At first glance the announcement last week that the Syrian Kurdish People’s Defense Units (YPG), the military arm of the Democratic Union Party (PYD) party, had captured al-Yarubiya (Til Koçer), a border crossing point along the Syrian-Iraqi border, looked like just another battle between Kurdish forces and jihadists vying for control of strategic territory in the north. But, the battle for al-Yarubiya is an extension of the broader regional battle for control of Iraq, Syria, and Lebanon by jihadists such as the Islamic State of Iraq and Al Sham (ISIS) and was significant for the coordination between Iraqi forces and the YPG.
In recent weeks the Iraqi army pushed back two attempts by ISIS forces to control the towns of Anan and Raqah along one of the main transit routes from Baghdad to Syria. Al Yarubiya lies along the route from Mosul to the strategic Syrian Kurdish town of Qamishli in the north. On Friday as the fighting heated up one Saudi jihadist tweeted, “Enormous military support from the Iraqi army for the secular Kurdish forces fighting the mujahedin and occupying the border city of Al-Ya’rubiya. My brothers: aiding the mujahedin is obligatory.”
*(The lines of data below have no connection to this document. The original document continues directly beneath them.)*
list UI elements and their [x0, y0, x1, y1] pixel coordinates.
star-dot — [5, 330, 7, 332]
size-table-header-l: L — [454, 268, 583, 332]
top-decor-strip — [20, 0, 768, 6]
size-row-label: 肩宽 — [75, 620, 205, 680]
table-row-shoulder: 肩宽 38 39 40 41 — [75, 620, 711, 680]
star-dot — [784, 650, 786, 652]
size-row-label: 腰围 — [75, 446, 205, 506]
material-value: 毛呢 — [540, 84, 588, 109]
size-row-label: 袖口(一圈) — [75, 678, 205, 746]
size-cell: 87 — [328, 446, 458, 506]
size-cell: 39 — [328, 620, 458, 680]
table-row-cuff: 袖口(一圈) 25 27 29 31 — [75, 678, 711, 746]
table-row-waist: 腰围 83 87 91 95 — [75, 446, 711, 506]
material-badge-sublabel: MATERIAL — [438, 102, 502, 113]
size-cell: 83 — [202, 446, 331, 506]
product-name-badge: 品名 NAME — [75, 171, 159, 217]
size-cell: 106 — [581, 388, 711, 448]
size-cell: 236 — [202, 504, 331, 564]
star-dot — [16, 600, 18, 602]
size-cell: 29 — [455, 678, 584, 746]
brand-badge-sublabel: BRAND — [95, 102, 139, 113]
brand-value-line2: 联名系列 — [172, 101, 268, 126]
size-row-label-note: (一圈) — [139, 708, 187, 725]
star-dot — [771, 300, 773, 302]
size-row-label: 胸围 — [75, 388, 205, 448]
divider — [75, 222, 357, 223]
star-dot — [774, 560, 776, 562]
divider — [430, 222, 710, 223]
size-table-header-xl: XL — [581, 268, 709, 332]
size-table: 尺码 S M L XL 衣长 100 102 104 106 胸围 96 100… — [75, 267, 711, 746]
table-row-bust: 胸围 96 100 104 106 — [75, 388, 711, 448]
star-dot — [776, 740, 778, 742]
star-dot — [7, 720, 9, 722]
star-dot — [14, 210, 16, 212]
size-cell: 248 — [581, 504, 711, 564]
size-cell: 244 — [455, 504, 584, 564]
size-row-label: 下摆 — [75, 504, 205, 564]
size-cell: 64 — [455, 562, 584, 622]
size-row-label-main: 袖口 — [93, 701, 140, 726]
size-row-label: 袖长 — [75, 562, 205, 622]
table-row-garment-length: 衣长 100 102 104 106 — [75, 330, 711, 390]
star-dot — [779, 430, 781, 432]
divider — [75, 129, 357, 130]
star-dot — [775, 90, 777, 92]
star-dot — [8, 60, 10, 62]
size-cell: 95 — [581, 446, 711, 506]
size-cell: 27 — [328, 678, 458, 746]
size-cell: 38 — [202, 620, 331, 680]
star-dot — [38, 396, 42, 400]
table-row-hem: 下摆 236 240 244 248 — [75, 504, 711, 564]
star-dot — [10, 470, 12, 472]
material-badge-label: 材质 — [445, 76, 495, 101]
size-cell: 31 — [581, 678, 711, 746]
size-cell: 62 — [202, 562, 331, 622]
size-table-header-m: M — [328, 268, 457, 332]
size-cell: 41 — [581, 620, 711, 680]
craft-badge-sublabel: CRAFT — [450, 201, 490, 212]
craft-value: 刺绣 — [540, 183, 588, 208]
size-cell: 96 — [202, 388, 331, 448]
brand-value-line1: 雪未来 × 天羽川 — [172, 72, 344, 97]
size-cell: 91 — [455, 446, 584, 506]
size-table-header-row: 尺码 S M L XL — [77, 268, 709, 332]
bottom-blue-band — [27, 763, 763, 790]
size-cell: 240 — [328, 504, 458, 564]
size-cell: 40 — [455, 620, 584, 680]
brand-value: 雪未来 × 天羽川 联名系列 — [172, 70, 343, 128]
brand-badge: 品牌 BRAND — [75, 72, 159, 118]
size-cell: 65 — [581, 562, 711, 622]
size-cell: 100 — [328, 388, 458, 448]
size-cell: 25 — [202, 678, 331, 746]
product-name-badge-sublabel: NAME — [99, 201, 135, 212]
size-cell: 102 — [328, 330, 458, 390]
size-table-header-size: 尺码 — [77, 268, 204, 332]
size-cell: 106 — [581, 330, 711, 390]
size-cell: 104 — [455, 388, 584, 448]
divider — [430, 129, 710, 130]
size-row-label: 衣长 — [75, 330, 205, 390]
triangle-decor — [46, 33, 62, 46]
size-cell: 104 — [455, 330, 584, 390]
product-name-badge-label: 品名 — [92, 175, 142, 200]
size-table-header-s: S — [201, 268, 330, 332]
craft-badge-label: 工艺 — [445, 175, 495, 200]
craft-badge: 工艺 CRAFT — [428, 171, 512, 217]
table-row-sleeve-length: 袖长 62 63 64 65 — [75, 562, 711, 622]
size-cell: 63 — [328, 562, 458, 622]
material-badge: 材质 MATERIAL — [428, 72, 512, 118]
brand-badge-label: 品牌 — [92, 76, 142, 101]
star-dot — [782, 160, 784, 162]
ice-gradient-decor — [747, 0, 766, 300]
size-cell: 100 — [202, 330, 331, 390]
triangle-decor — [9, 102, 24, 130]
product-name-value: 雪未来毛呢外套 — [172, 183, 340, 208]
The PYD, which has been increasingly engaged in direct fighting with the ISIS and other jihadist forces in Syria, is a natural ally for Baghdad. Both sides are eager for the defeat of the jihadists. Both also see Bashar Assad as a necessary element of any Syria solution. In an interview with Turkish press on October 26th, PYD leader Salih Muslim stated that the increased polarization in Syria has now made it impossible for a solution in Syria that does not include Assad.
The PYD control of al-Yarubiya/Til Koçer could open up a much needed door to the outside world through Baghdad and help neutralize the embargo on the Syrian Kurds imposed by KRG President Massoud Barzani in May 2013. The Barzani blockade was prompted by the PYD’s arrest of 74 Kurdish peshmerga trying to cross back into Syria from the KRG and is part of the Barzani’s on-going efforts to exert control over the Syrian Kurds. The peshmerga, arrested and returned to the KRG, were affiliated with the pro-Barzani KDP-S and they received military training from the KDP to return to Syria and help challenge the rising power of the PKK-supported PYD.
Increased cooperation between the PYD and Baghdad against the ISIS could also turn the heat up on Turkey and KRG whose regional policies have had the effect of enabling jihadists in an attempt to do anything to undermine Assad and the PYD. But the group has emerged as the primary force contesting jihadist control over the north and Syrian Kurds of all stripes have begun to see it that way. The recent death of PYD leader Salih Muslim’s son while battling jihadists along the Turkish border further elevated his standing among Kurds and prompted strong criticism of Barzani’s refusals to permit Muslim to transit the KRG following his son’s funeral. After waiting for 6 days to cross into the KRG, Muslim eventually left for Europe through Baghdad—perhaps a sign of the times.